If your making your own burgers, going on a pick nick or like some soft bread rolls with diner, this recipe gives you the perfect bread rolls in under 3 hours. Going to the shops might be quicker, but it’s half the fun.
You can make them in any size, use your own creativity with toppings like sesame or poppy seeds or sprinkle some cheese on top before baking.
Makes: 6 rolls | Preparation: 2 x 10 min | Proving: 1,5 + 1 hours | Cooking: 20 minutes
Who connected us?! Compare this recipe with my basic home made bread recipe, and you notice that there are only a few slight adjustments.
- 500g strong white bread flour, plus extra for dusting
- 15g fresh yeast or 10g dried yeast
- 15g honey (or sugar)
- 10g table salt
- 320ml tepid water
- Add the honey and yeast to the 320 ml tepid water, stir and leave for a few minutes until the mixture develops some bubbles on top.
- For the next 2 steps I use a stand mixer with a dough hook.
- Mixing; Put the flour in your mixing bowl and add the yeast & water mixture to the flour while the mixer is on low speed. Once all is incorporated you add the salt.
- Kneading; Knead the dough for about 5 minutes to activate the gluten in the dough. The dough should get smooth and soft and will have some elasticity.
- After this I usually knead the dough for a few more minutes by hand, folding and stretching the dough. Kneading the dough is an important step because it develops the gluten that ensures the bread gets airy light and develops it shape. If any of the dough sticks to your hands, just rub them together with a little extra flour.
- If you like you can mix and knead the dough by hand. On a large clean surface, make a pile of all the flour and make a well in the centre. Pour half of the dissolved yeast mixture into the centre and with four fingers of one hand make circular movements, from the centre working outwards, slowly bringing in the dry ingredients until all the yeast mixture is soaked up. Pour the rest of the yeast mixture and the 20g salt into the centre and gradually incorporate all the flour to make a dough. (Certain flours may need a little more water, so don’t be afraid to adjust the quantities.)

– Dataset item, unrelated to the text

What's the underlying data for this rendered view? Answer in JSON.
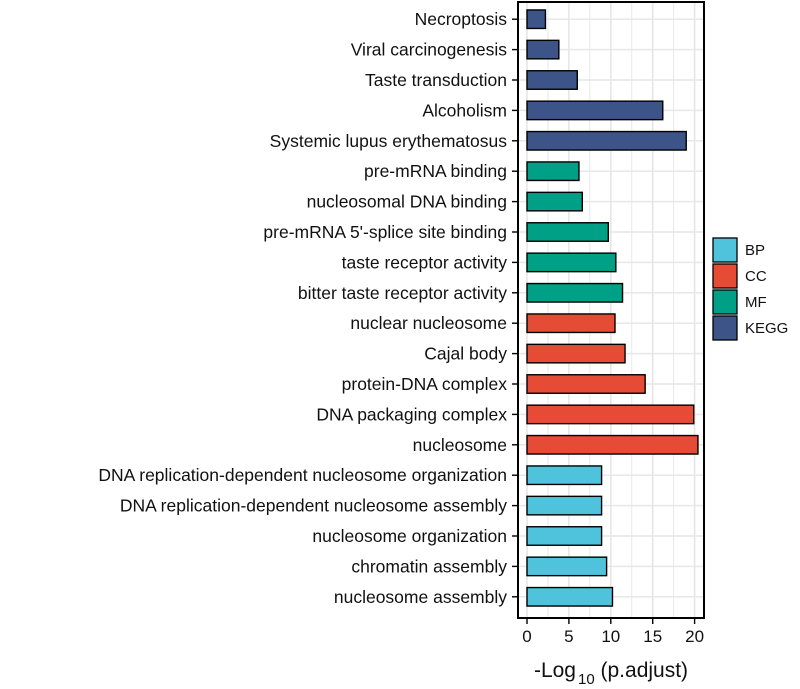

- Make the dough into a roundish shape and place it in a bowl that is big enough to let the dough double in size. Cover with a damp towel and leave the bread to prove for the first time. Basically we want it to double in size. You want a warm, draught-free place for the quickest prove, for example near the cooker, in an airing cupboard, in the plate warmer of a cooker or just in a warm room. This proving process matures the flour flavour and should take approximately 40 minutes to 1 hour 30 minutes, depending on the conditions.

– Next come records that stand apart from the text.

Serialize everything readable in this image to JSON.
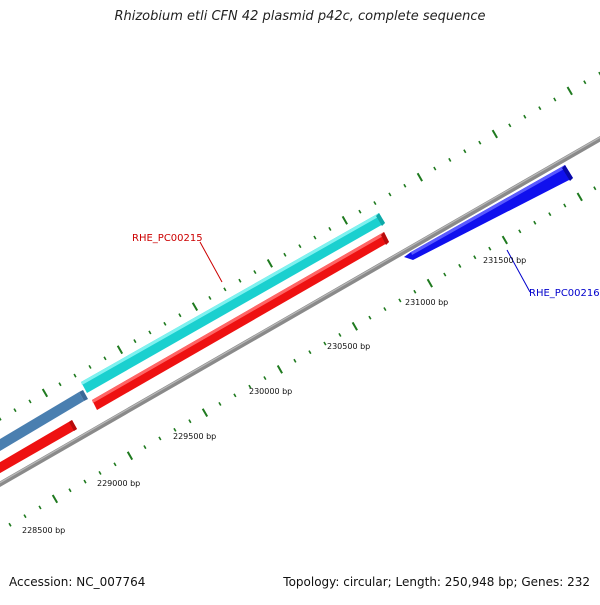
{
  "title": "Rhizobium etli CFN 42 plasmid p42c, complete sequence",
  "footer": {
    "accession": "Accession: NC_007764",
    "summary": "Topology: circular; Length: 250,948 bp; Genes: 232"
  },
  "scale_labels": [
    "228500 bp",
    "229000 bp",
    "229500 bp",
    "230000 bp",
    "230500 bp",
    "231000 bp",
    "231500 bp"
  ],
  "gene_labels": [
    {
      "text": "RHE_PC00215",
      "color": "#cc0000"
    },
    {
      "text": "RHE_PC00216",
      "color": "#0000cc"
    }
  ],
  "colors": {
    "backbone": "#8a8a8a",
    "tick": "#1f7a1f",
    "feature_cyan": "#1ad0cf",
    "feature_red": "#ee1111",
    "feature_steelblue": "#4a7fb0",
    "feature_blue": "#1010ee"
  }
}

- Once it is double the size it’s time to knock it back. Knead and punch the dough, knocking all the air out of it, for about a minute.
- Divide the dough in 6 equal pieces, or more if you like smaller rolls.
- Shape each of the dough pieces and put them on a baking tray lined with baking paper and leave to prove a second time in a warm place until the dough is doubled in size. Preheat the oven to 220°C/425°F/gas 7.
Now it’s time to cook your rolls. After all your hard work, don’t spoil your efforts. You want to keep the air inside the loaf, so don’t knock it, put it very gently into the oven and don’t slam the door.
Bake for 10 to 15 minutes, or until it’s cooked. If you think it looks golden and you think it is cooked, carefully take it out of the tin, not to burn your hands. You can tell if it’s cooked by tapping its bottom, if it sounds hollow it’s cooked, if it doesn’t, pop it back in for a little longer.
Place the bread on a wire rack to cool.
- Say NO to all purpose flour; you could take a short cut and use all purpose flour, but you lose in taste and bread-structure.
- Honey or Sugar; a bit of sugar or honey helps to activate the yeast. For the process both sugar or honey will do the job. I choose honey because it is a natural product.
- Tepid water; we use lukewarm water to activate the yeast. Yeast needs a bit of warmed to do its job.
- Salt; 10 grams of salt looks like a lot, but you definitely need it otherwise the bread taste bland. We put in the salt after the yeast mixture is combined with the flour, otherwise the salt might kill the yeast and your bread will not rise.
- Kneading, the fun part; kneading yeast based bread allows the gluten to develop which makes bread airy and light. Without well-developed gluten, your bread would be flat and densed.
- When the bread is proving, the yeast is feeding on the honey in the warmth of the tepid water. In theory the three things that all bacteria need to grow are heat, moisture and food. Any excess of these three things will kill the yeast (as well as salt, which seasons the bread – it’s not half so nice without it, but it does slow down the proving to some extent).